Why these “normal” habits stick so stubbornly
They worked—for someone. Authoritarian homes keep schedules. Teasing eases tension. Fixing feels helpful. Work-first pays bills. But every shortcut has a long cost. Our adult kids are paying those costs now in therapy rooms, HR offices, and kitchens with quieter conversations.
The good news? Families can update their operating systems without blowing up the house. It starts with noticing the pattern, not prosecuting the person.

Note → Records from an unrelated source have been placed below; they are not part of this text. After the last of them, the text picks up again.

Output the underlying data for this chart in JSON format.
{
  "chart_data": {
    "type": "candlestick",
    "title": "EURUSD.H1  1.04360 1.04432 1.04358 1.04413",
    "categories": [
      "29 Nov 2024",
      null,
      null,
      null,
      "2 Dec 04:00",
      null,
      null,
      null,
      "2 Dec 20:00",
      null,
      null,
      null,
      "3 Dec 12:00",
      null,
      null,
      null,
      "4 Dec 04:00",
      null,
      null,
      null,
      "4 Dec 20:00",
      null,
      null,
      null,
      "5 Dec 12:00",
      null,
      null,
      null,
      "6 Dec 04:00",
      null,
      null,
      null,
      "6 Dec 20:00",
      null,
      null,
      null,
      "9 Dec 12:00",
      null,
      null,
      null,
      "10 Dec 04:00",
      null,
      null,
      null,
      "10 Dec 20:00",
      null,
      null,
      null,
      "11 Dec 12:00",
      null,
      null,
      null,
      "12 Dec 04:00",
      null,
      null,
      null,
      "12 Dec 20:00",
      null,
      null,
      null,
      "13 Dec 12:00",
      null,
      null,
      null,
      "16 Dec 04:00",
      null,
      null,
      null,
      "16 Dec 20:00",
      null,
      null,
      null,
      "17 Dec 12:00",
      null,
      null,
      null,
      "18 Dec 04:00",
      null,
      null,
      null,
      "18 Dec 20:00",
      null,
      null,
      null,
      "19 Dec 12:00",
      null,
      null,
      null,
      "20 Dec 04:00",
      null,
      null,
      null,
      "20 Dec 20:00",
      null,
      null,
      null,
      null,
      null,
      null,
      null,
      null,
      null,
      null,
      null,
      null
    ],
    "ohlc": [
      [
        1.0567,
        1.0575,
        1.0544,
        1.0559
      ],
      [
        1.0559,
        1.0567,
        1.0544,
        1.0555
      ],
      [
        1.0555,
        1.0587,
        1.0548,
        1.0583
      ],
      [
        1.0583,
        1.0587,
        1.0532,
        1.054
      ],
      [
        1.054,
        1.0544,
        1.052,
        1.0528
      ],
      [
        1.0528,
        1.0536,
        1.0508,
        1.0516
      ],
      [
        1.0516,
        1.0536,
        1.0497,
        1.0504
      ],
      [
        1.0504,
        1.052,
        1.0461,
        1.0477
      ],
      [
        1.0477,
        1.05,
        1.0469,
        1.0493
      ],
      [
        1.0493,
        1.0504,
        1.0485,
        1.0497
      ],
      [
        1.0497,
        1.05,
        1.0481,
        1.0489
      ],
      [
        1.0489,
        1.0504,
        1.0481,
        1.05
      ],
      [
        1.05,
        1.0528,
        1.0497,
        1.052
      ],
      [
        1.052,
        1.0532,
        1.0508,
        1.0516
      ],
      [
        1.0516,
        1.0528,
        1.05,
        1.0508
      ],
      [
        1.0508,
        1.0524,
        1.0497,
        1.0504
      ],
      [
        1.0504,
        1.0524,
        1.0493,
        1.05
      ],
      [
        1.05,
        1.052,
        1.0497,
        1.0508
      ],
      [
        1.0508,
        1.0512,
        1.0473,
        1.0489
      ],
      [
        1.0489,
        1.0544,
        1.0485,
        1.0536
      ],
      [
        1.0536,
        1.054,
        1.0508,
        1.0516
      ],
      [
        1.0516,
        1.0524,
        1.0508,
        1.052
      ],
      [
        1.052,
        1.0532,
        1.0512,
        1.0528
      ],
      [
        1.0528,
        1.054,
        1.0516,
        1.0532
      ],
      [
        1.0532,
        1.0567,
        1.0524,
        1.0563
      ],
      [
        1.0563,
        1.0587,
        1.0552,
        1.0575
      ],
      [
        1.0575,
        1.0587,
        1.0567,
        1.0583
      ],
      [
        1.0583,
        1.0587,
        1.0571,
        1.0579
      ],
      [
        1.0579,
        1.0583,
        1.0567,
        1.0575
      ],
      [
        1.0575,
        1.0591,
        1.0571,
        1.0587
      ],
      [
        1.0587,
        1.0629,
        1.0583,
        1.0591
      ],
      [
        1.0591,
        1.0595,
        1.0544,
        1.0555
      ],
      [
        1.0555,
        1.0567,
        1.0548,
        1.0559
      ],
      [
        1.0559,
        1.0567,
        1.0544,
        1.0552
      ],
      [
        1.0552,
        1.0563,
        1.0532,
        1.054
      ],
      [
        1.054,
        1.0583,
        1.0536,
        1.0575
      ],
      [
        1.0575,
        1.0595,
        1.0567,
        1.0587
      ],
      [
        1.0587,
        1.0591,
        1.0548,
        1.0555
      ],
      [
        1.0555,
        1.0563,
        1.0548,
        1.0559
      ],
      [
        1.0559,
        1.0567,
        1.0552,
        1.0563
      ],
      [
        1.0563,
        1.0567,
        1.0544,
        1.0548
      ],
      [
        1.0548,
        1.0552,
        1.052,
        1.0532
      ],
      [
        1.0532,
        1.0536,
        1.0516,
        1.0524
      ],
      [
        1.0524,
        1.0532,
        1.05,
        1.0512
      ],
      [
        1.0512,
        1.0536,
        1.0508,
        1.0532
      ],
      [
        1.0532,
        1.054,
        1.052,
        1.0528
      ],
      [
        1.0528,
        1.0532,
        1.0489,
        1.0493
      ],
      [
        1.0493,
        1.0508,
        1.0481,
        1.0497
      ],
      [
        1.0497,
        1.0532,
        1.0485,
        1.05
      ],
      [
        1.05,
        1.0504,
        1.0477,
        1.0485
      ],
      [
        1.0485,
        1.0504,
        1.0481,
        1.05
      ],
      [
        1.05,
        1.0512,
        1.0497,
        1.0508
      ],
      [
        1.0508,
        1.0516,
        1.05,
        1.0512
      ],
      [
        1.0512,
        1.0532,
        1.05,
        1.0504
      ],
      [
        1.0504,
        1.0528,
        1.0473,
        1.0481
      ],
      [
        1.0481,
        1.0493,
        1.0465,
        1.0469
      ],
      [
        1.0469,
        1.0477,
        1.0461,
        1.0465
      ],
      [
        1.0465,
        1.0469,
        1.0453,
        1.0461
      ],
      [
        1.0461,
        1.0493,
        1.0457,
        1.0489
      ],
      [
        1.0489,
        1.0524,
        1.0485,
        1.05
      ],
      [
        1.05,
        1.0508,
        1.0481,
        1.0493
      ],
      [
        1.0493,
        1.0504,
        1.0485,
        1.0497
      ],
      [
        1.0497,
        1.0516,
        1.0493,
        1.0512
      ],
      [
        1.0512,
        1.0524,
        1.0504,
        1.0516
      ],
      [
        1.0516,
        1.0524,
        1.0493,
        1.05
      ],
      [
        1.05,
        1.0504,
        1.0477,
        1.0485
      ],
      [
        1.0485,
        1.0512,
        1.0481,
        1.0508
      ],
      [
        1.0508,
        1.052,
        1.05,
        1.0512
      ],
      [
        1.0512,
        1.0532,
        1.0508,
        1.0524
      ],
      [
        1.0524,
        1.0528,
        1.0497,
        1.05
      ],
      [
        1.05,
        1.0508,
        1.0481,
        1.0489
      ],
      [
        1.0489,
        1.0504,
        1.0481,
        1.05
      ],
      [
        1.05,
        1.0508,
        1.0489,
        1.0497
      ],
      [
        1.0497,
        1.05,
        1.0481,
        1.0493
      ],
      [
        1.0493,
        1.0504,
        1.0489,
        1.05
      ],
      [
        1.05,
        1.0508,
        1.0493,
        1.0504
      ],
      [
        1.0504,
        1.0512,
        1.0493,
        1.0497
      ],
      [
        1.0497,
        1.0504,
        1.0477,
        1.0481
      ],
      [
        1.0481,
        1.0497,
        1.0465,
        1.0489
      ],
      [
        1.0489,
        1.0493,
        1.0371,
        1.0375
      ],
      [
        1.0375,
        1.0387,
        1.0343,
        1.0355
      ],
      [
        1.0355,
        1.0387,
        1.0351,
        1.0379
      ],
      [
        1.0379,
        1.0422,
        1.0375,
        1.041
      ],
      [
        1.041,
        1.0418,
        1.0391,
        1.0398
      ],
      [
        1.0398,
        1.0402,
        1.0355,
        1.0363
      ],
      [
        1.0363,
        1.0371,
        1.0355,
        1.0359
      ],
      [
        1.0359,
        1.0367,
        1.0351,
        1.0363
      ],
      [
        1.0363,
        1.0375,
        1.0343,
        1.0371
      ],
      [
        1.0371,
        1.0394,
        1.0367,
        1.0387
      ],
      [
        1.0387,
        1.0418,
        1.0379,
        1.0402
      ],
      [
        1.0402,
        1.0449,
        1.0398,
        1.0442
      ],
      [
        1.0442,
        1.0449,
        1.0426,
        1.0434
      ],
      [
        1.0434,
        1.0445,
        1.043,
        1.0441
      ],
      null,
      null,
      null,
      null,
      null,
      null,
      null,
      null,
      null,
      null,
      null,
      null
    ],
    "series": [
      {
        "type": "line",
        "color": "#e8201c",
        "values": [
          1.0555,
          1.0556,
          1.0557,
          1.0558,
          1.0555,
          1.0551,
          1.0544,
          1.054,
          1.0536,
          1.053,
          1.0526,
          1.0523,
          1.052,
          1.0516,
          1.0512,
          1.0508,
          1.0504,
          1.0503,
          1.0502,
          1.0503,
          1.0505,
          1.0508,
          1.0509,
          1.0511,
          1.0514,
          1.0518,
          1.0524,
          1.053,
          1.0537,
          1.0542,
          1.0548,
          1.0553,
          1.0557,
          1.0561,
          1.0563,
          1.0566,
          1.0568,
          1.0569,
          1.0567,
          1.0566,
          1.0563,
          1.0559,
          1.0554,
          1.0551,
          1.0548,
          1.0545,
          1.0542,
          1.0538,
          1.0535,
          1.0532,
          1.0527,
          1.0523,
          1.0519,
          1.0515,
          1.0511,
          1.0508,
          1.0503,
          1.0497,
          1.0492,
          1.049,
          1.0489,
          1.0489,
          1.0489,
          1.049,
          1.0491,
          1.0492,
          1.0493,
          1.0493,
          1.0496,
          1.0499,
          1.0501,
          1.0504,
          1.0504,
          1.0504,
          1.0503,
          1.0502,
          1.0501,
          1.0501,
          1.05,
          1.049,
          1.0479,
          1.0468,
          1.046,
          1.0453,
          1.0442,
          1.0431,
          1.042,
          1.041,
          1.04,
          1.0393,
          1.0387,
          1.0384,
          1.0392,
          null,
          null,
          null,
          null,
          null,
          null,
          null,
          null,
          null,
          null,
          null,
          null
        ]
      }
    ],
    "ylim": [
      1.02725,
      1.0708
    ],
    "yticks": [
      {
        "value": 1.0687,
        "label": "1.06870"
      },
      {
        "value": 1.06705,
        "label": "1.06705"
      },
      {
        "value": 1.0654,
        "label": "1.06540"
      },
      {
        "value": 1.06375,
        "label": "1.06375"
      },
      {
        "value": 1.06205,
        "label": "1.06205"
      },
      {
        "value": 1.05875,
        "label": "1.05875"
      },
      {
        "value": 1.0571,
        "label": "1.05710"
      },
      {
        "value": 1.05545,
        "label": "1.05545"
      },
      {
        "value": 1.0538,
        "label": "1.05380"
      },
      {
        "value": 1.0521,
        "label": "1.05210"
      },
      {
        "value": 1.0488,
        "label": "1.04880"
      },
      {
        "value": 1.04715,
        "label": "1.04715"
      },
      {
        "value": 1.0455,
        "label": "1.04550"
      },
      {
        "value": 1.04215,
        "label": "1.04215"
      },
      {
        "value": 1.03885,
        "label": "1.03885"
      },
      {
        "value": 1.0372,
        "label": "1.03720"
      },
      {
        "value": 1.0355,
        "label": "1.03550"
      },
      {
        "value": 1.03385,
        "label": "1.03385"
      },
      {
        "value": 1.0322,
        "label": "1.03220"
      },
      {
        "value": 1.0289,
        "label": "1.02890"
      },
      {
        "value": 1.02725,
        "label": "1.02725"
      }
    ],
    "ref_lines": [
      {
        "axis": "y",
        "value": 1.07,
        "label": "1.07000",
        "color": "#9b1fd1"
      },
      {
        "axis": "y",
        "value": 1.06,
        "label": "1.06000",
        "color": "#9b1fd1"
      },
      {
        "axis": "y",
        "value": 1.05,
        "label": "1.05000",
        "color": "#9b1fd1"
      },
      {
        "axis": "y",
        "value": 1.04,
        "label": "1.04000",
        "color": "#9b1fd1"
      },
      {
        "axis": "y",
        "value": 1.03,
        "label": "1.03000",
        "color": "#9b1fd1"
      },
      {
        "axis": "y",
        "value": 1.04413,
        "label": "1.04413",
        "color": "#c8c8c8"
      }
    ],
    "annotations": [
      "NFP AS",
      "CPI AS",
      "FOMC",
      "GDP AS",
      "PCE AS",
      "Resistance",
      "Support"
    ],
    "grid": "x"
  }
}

The short version you can keep handy
“Because I said so,” feelings as liabilities, privacy invasions, love-as-teasing, comparison, fixing not listening, work-first always, body/food commentary, therapy stigma, and not recognizing adult kids as adults—those were Boomer-normal. Their grown children still carry the side effects.
The fix isn’t shame; it’s small, repeated upgrades. Ask instead of order. Listen before helping. Retire the joke that cuts. Praise specifics. Protect boundaries. Normalize care. Update the role.
If you’re a Boomer, what one habit can you soften this week? If you’re the adult kid, what boundary can you set kindly and keep? That’s how families get better—one edited sentence, one honored “no,” one lap around the park where both of you feel like you belong.